OBJECTIVES: To examine the safety and efficacy of ombitasvir and ABT-450 with ritonavir (ABT-450/r) ± ribavirin (RBV) in treatment-naïve, non-cirrhotic adults with chronic HCV genotype 1-3 infection. METHODS:Patients in this open-label, exploratory, phase 2, multicenter study received ombitasvir (25 mg QD) and ABT-450/r (200/100 mg QD) ± RBV for 12 weeks. Primary efficacy endpoint was HCV RNA < lower limit of quantitation (LLOQ) from week 4 through 12. Sustained virologic response 12 weeks post-treatment (SVR12) was a secondary endpoint.

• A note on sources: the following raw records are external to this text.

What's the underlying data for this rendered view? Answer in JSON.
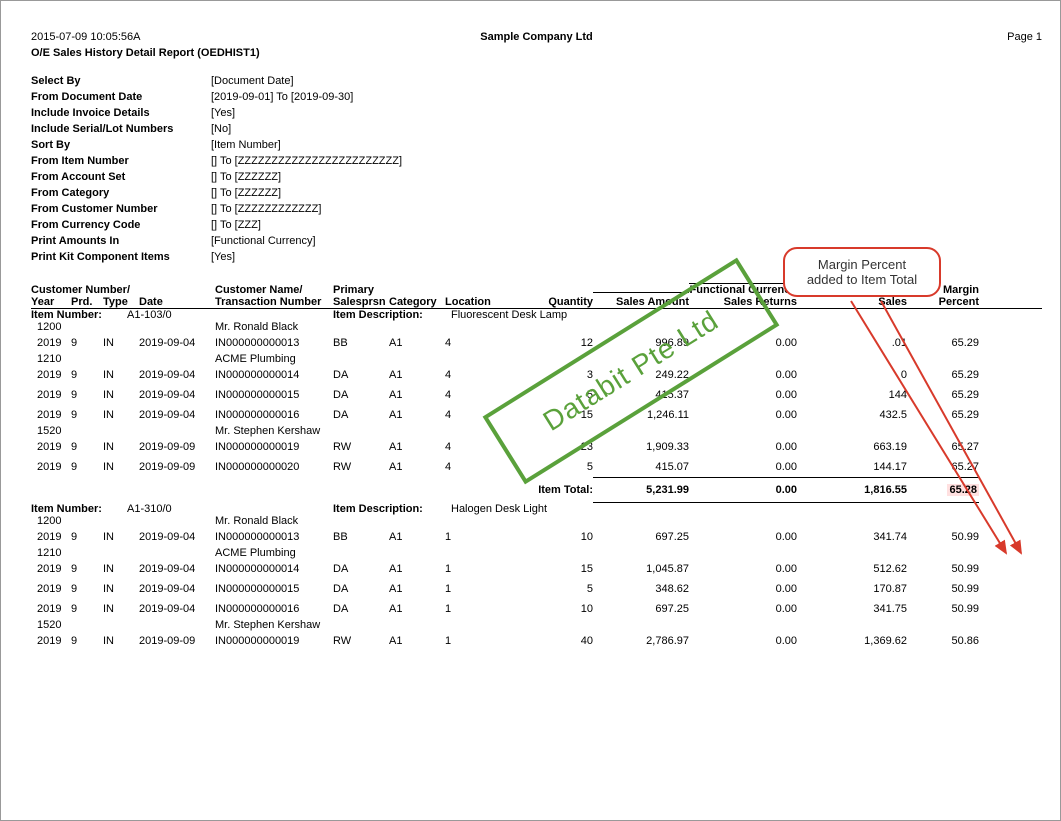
{
  "colors": {
    "text": "#000000",
    "border": "#999999",
    "watermark_border": "#5aa13b",
    "watermark_text": "#5aa13b",
    "callout_border": "#d83a2b",
    "highlight_bg": "#ffe0e0"
  },
  "header": {
    "timestamp": "2015-07-09 10:05:56A",
    "company": "Sample Company Ltd",
    "page": "Page 1",
    "title": "O/E Sales History Detail Report (OEDHIST1)"
  },
  "params": [
    {
      "label": "Select By",
      "value": "[Document Date]"
    },
    {
      "label": "From Document Date",
      "value": "[2019-09-01] To [2019-09-30]"
    },
    {
      "label": "Include Invoice Details",
      "value": "[Yes]"
    },
    {
      "label": "Include Serial/Lot Numbers",
      "value": "[No]"
    },
    {
      "label": "Sort By",
      "value": "[Item Number]"
    },
    {
      "label": "From Item Number",
      "value": "[] To [ZZZZZZZZZZZZZZZZZZZZZZZZ]"
    },
    {
      "label": "From Account Set",
      "value": "[] To [ZZZZZZ]"
    },
    {
      "label": "From Category",
      "value": "[] To [ZZZZZZ]"
    },
    {
      "label": "From Customer Number",
      "value": "[] To [ZZZZZZZZZZZZ]"
    },
    {
      "label": "From Currency Code",
      "value": "[] To [ZZZ]"
    },
    {
      "label": "Print Amounts In",
      "value": "[Functional Currency]"
    },
    {
      "label": "Print Kit Component Items",
      "value": "[Yes]"
    }
  ],
  "columns_line1": {
    "cust_no": "Customer Number/",
    "cust_name": "Customer Name/",
    "primary": "Primary",
    "func_curr": "Functional Currency",
    "margin": "Margin"
  },
  "columns_line2": {
    "year": "Year",
    "prd": "Prd.",
    "type": "Type",
    "date": "Date",
    "trans": "Transaction Number",
    "salesprsn": "Salesprsn",
    "category": "Category",
    "location": "Location",
    "quantity": "Quantity",
    "sales_amount": "Sales Amount",
    "sales_returns": "Sales Returns",
    "sales": "Sales",
    "percent": "Percent"
  },
  "labels": {
    "item_number": "Item Number:",
    "item_description": "Item Description:",
    "item_total": "Item Total:"
  },
  "sections": [
    {
      "item_number": "A1-103/0",
      "item_description": "Fluorescent Desk Lamp",
      "groups": [
        {
          "cust_no": "1200",
          "cust_name": "Mr. Ronald Black",
          "rows": [
            {
              "year": "2019",
              "prd": "9",
              "type": "IN",
              "date": "2019-09-04",
              "trans": "IN000000000013",
              "sp": "BB",
              "cat": "A1",
              "loc": "4",
              "qty": "12",
              "samt": "996.89",
              "sret": "0.00",
              "sales": ".01",
              "mpct": "65.29"
            }
          ]
        },
        {
          "cust_no": "1210",
          "cust_name": "ACME Plumbing",
          "rows": [
            {
              "year": "2019",
              "prd": "9",
              "type": "IN",
              "date": "2019-09-04",
              "trans": "IN000000000014",
              "sp": "DA",
              "cat": "A1",
              "loc": "4",
              "qty": "3",
              "samt": "249.22",
              "sret": "0.00",
              "sales": "0",
              "mpct": "65.29"
            },
            {
              "year": "2019",
              "prd": "9",
              "type": "IN",
              "date": "2019-09-04",
              "trans": "IN000000000015",
              "sp": "DA",
              "cat": "A1",
              "loc": "4",
              "qty": "5",
              "samt": "415.37",
              "sret": "0.00",
              "sales": "144",
              "mpct": "65.29"
            },
            {
              "year": "2019",
              "prd": "9",
              "type": "IN",
              "date": "2019-09-04",
              "trans": "IN000000000016",
              "sp": "DA",
              "cat": "A1",
              "loc": "4",
              "qty": "15",
              "samt": "1,246.11",
              "sret": "0.00",
              "sales": "432.5",
              "mpct": "65.29"
            }
          ]
        },
        {
          "cust_no": "1520",
          "cust_name": "Mr. Stephen Kershaw",
          "rows": [
            {
              "year": "2019",
              "prd": "9",
              "type": "IN",
              "date": "2019-09-09",
              "trans": "IN000000000019",
              "sp": "RW",
              "cat": "A1",
              "loc": "4",
              "qty": "23",
              "samt": "1,909.33",
              "sret": "0.00",
              "sales": "663.19",
              "mpct": "65.27"
            },
            {
              "year": "2019",
              "prd": "9",
              "type": "IN",
              "date": "2019-09-09",
              "trans": "IN000000000020",
              "sp": "RW",
              "cat": "A1",
              "loc": "4",
              "qty": "5",
              "samt": "415.07",
              "sret": "0.00",
              "sales": "144.17",
              "mpct": "65.27"
            }
          ]
        }
      ],
      "total": {
        "samt": "5,231.99",
        "sret": "0.00",
        "sales": "1,816.55",
        "mpct": "65.28"
      }
    },
    {
      "item_number": "A1-310/0",
      "item_description": "Halogen Desk Light",
      "groups": [
        {
          "cust_no": "1200",
          "cust_name": "Mr. Ronald Black",
          "rows": [
            {
              "year": "2019",
              "prd": "9",
              "type": "IN",
              "date": "2019-09-04",
              "trans": "IN000000000013",
              "sp": "BB",
              "cat": "A1",
              "loc": "1",
              "qty": "10",
              "samt": "697.25",
              "sret": "0.00",
              "sales": "341.74",
              "mpct": "50.99"
            }
          ]
        },
        {
          "cust_no": "1210",
          "cust_name": "ACME Plumbing",
          "rows": [
            {
              "year": "2019",
              "prd": "9",
              "type": "IN",
              "date": "2019-09-04",
              "trans": "IN000000000014",
              "sp": "DA",
              "cat": "A1",
              "loc": "1",
              "qty": "15",
              "samt": "1,045.87",
              "sret": "0.00",
              "sales": "512.62",
              "mpct": "50.99"
            },
            {
              "year": "2019",
              "prd": "9",
              "type": "IN",
              "date": "2019-09-04",
              "trans": "IN000000000015",
              "sp": "DA",
              "cat": "A1",
              "loc": "1",
              "qty": "5",
              "samt": "348.62",
              "sret": "0.00",
              "sales": "170.87",
              "mpct": "50.99"
            },
            {
              "year": "2019",
              "prd": "9",
              "type": "IN",
              "date": "2019-09-04",
              "trans": "IN000000000016",
              "sp": "DA",
              "cat": "A1",
              "loc": "1",
              "qty": "10",
              "samt": "697.25",
              "sret": "0.00",
              "sales": "341.75",
              "mpct": "50.99"
            }
          ]
        },
        {
          "cust_no": "1520",
          "cust_name": "Mr. Stephen Kershaw",
          "rows": [
            {
              "year": "2019",
              "prd": "9",
              "type": "IN",
              "date": "2019-09-09",
              "trans": "IN000000000019",
              "sp": "RW",
              "cat": "A1",
              "loc": "1",
              "qty": "40",
              "samt": "2,786.97",
              "sret": "0.00",
              "sales": "1,369.62",
              "mpct": "50.86"
            }
          ]
        }
      ]
    }
  ],
  "watermark": "Databit Pte Ltd",
  "callout": {
    "line1": "Margin Percent",
    "line2": "added to Item Total"
  }
}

RESULTS: Sixty-one patients were enrolled. Among genotype 1-, 2-, and 3-infected patients, respectively, HCV RNA was<LLOQ from week 4 through 12 in 10 (100%; 95% CI 69-100), 9 (90%; 56-100), and 7 (70%; 35-93) receiving the RBV-containing regimen and 9 (90%; 56-100), 8 (80%; 44-97), and 2 (18%; 2-52) receiving the RBV-free regimen. Among genotype 1-, 2-, and 3-infected patients, respectively, SVR12 was achieved by 10 (100%), 8 (80%), and 5 (50%) receiving the RBV-containing regimen, and 6 (60%), 6 (60%), and 1 (9%) receiving the RBV-free regimen. The most common adverse events were fatigue, nausea, and headache. One patient discontinued due to an adverse event. CONCLUSIONS: In this study, ombitasvir and ABT-450/r ± RBV regimens were generally well-tolerated. Sustained virologic response was achieved in most patients with HCV genotype 1 or 2 infection, but low SVR rates were observed in HCV genotype 3-infected patients.